= Sanjai Gandhi =

Indian intellectual property attorney

Gandhi delivering a speech on World Intellectual property Day 2018

Sanjai Gandhi is an attorney at law specializing at intellectual property rights. Gandhi had been instrumental in getting protection under Geographical Indication (protection & Registration) Act, 1999 for more than 15 Geographical indications (GI) for the state of Tamil Nadu, India. The products for which IPR attorney Sanjai Gandhi has obtained GI protection are: Kancheepuram Silk Sarees, Bhavani Jamakkalam (bedsheet), Madurai Sungudi Saree, Salem White Silk, Kovai Cora Cotton, Arani Sari, Thanjavur Paintings, Thanjavur Dancing Doll, Ethomozhi Tall Coconut of Kanyakumari district and Tangaliya Shawl of Gujarat, Thanjavur Veenai, Mahabalipuram Stone Sculpture, Thirubuvanam Silk Sarees, Dindigul Locks, Srivilliputtur Palkova, Kandangi Saree, Arumbavur Wood Carving, and Thanjavur Pith Work.

Mr. Sanjai Gandhi has also received National Intellectual Property Award 2018 in the category of Top Individual / organization for Best facilitation of Registration of GI and Promotion of registered GI in India.

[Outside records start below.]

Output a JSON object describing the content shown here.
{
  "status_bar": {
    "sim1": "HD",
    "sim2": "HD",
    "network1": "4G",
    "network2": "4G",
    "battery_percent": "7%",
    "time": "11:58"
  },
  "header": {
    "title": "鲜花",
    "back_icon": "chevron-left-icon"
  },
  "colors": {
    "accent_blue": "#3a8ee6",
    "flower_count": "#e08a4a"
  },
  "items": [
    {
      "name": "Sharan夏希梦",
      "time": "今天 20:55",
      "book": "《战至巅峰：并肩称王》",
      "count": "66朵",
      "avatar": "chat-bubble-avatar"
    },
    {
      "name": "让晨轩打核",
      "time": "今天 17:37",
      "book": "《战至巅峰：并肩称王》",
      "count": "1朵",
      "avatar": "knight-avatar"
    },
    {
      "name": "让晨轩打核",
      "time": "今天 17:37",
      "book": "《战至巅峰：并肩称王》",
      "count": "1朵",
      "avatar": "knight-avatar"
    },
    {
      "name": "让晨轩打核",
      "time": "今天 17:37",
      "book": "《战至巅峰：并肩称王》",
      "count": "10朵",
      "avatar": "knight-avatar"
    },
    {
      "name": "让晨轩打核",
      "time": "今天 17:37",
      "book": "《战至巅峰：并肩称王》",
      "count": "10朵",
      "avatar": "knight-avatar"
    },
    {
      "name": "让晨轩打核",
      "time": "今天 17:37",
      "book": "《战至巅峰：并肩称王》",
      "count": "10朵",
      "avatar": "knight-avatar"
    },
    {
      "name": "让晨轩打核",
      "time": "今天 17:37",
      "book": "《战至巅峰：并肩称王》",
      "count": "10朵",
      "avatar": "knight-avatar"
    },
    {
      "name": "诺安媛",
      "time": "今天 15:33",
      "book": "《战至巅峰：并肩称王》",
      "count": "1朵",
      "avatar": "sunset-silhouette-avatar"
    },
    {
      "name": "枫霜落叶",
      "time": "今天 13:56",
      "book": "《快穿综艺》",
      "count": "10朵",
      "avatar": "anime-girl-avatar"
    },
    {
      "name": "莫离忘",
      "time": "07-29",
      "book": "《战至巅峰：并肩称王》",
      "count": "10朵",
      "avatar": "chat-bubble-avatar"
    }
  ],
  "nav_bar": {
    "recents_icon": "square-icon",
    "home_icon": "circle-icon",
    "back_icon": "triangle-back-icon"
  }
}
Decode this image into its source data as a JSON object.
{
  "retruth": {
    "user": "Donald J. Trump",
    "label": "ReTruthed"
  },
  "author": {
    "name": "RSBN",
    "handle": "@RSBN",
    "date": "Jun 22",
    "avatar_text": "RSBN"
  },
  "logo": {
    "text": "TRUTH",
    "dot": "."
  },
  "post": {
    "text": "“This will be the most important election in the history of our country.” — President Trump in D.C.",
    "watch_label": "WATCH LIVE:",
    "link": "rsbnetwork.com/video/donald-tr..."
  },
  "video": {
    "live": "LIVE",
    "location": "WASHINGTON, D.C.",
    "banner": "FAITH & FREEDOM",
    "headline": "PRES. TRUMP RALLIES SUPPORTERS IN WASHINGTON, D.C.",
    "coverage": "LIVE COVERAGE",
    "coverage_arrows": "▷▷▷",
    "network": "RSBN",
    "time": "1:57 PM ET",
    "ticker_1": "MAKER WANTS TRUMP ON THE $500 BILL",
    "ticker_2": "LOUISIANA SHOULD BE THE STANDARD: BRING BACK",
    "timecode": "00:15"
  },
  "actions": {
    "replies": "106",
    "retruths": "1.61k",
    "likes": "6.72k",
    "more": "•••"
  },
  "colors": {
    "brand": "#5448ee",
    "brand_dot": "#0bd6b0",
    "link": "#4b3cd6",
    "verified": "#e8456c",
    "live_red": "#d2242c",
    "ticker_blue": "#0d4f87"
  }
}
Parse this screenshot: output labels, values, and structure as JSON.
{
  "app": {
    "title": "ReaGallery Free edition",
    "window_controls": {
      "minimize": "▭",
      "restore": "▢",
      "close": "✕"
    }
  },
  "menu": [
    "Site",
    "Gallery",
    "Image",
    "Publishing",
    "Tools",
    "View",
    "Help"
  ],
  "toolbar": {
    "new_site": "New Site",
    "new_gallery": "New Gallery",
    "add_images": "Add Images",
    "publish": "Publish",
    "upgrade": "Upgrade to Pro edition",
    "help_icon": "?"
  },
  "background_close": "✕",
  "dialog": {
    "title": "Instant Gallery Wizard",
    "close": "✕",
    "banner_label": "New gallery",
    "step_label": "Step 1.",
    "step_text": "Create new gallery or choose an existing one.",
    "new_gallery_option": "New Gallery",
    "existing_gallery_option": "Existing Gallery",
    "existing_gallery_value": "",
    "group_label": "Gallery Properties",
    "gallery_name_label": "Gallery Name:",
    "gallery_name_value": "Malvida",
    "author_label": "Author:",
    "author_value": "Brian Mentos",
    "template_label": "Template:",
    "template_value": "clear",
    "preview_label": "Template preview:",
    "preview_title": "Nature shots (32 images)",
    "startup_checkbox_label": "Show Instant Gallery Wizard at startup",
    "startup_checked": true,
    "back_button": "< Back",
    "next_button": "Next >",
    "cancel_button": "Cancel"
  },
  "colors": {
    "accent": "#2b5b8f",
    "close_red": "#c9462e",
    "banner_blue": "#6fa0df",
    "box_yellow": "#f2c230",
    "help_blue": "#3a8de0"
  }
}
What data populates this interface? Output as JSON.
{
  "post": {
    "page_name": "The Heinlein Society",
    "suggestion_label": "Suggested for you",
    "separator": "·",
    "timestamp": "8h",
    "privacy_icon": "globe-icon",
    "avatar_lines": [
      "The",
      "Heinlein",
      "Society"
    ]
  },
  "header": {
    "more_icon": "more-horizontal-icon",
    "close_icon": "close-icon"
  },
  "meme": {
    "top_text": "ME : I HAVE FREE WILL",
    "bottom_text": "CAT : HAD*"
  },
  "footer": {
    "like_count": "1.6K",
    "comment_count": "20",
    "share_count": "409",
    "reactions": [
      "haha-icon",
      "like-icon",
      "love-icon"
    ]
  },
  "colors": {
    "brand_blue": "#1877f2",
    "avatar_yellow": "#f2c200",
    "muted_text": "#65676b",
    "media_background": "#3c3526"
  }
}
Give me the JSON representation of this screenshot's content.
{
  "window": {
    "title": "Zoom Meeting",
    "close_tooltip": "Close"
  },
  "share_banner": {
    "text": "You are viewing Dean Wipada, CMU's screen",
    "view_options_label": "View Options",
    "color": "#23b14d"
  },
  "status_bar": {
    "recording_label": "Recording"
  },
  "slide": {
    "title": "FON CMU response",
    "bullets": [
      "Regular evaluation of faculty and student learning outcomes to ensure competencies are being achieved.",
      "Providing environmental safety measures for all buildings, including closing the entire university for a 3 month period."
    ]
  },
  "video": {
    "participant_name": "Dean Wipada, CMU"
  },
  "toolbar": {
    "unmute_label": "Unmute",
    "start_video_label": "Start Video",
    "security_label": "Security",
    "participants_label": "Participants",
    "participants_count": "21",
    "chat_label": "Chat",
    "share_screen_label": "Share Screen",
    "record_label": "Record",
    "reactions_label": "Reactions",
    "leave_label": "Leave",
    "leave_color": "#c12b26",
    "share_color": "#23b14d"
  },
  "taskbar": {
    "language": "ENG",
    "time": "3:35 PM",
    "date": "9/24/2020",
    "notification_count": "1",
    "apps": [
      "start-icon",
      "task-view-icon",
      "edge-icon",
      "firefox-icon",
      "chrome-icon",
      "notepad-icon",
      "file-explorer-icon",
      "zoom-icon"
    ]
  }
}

Mr. Sanjai Gandhi has also been appointed as the Nodal Officer for Tamil Nadu state's GI registry. Tamil Nadu is the only state in India to appoint a Nodal Officer for GI Registry even though the Union Ministry of Commerce had called upon all states to appoint such a Nodal Officer.

He has written a book in English titled Arts and Crafts of India: Registered GI Products. To spread awareness about IPRs, he has penned a book titled Intellectual Property in Tamil.